Farmers risk losing millions as bankruptcies rise nationally
A lawyer is urging farmers to register important assets with the government, to avoid losing them when business arrangements turn sour.
Recent figures from the Australian Financial Security Authority reveal a 7 per cent rise in personal bankruptcy nationally, with major regional centres like Townsville, with a population of 230,000, posting 154 cases last quarter, nearly a 40 per cent rise on the same quarter last year.
Farmers and agribusinesses most commonly run into serious financial problems as a result of carrying high debt loads over a long period of time, according to Bailiwick Legal director Phil Brunner.

PHOTO Farmers can secure their crops by registering them with the government’s

The Perth-based lawyer believes not enough farmers are making use of the government-run Personal Properties Security Register (PPSR), something that could save them hundreds of thousands of dollars if one of their business deals turns sour.
Pointing to examples in the livestock industry, where stock is agisted, and in the horticulture sector, where a farmers’ produce may change hands and ownership title frequently, Mr Brunner believes the register is an important tool for protecting vital assets.
“The PPSA is underpinned by legislation and it creates a hierarchy of security interests among creditors.
“If there was a bankruptcy, any of the registered security interests would take priority over unsecured creditors.”
If a farmer has agisted stock, then the benefit of registering comes if that landowner becomes involved, then that farmer is higher in the queue of people who get paid out.
But while urging farmers to make use of the PPSR, Mr Brunner admits it’s not a user-friendly website.
“There’s many reasons for the low adoption from farmers, a lot of them are still unaware, a lot think that it is too hard, a lot are conscious of the cost involved in drafting up contracts and registering the security interest.

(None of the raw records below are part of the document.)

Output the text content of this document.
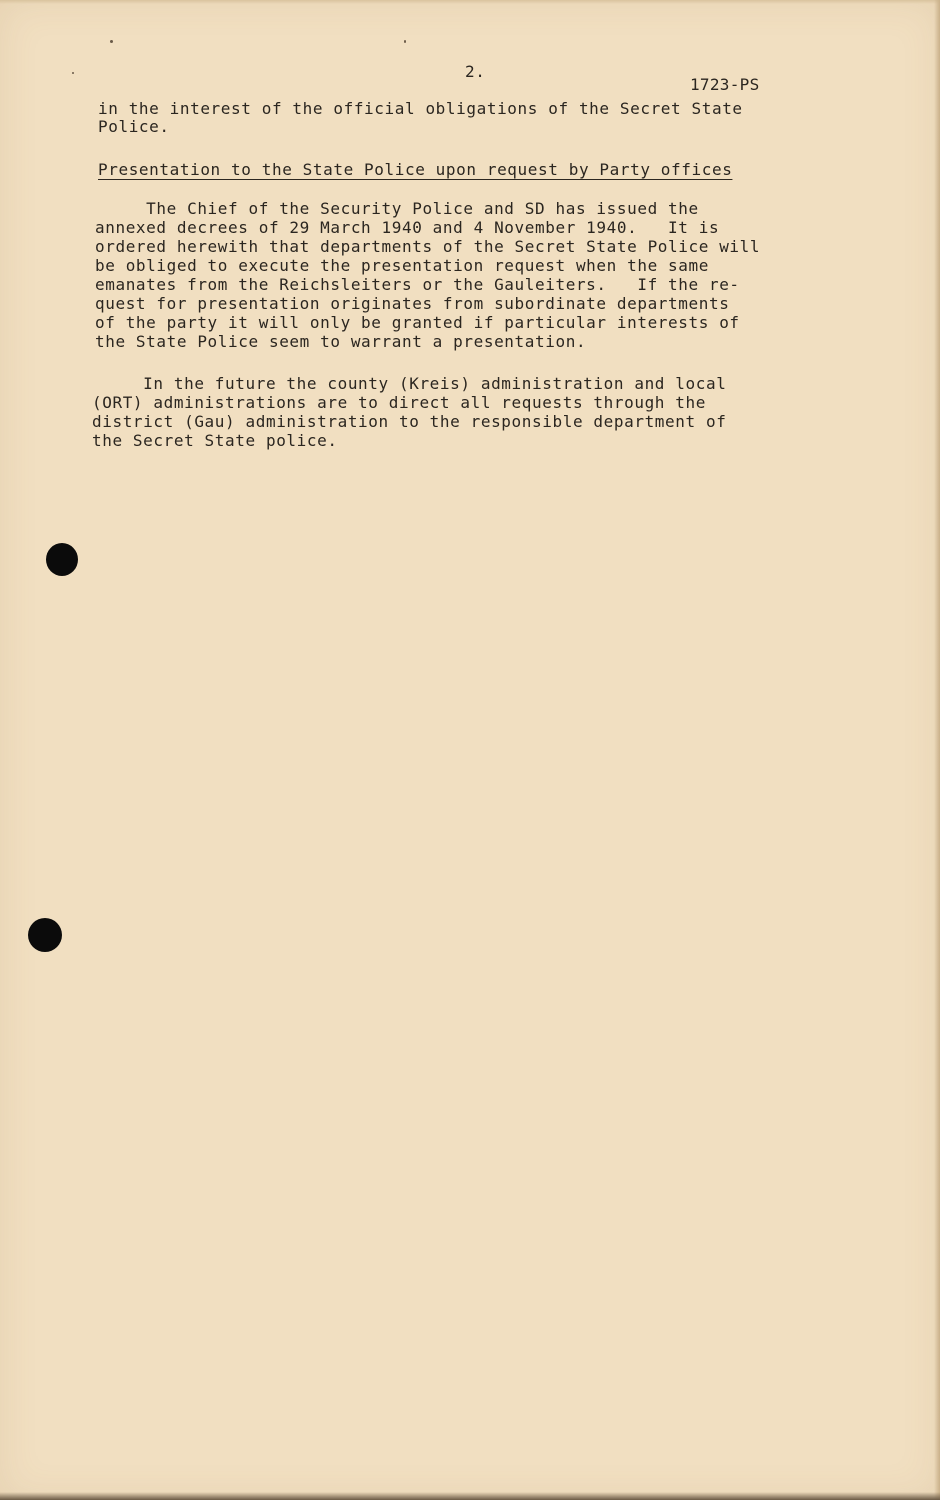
2.
1723-PS
in the interest of the official obligations of the Secret State
Police.
Presentation to the State Police upon request by Party offices
The Chief of the Security Police and SD has issued the
annexed decrees of 29 March 1940 and 4 November 1940.   It is
ordered herewith that departments of the Secret State Police will
be obliged to execute the presentation request when the same
emanates from the Reichsleiters or the Gauleiters.   If the re-
quest for presentation originates from subordinate departments
of the party it will only be granted if particular interests of
the State Police seem to warrant a presentation.
In the future the county (Kreis) administration and local
(ORT) administrations are to direct all requests through the
district (Gau) administration to the responsible department of
the Secret State police.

“The cost of actual registration through the website is not necessarily high, but it is made difficult by the website’s design.”

That could be a problem, because a number of recent cases have highlighted the need for the asset to be registered in complete compliance and conformity with the PPSR’s rules.
“There have been a number of cases where errors in the registration have led to the court concluding that the registration is invalid,” Mr Brunner said.
“When you register you seek to give your self a priority amongst secured creditors, if your registration is invalid, you fall back into the unsecured creditors’ pool.”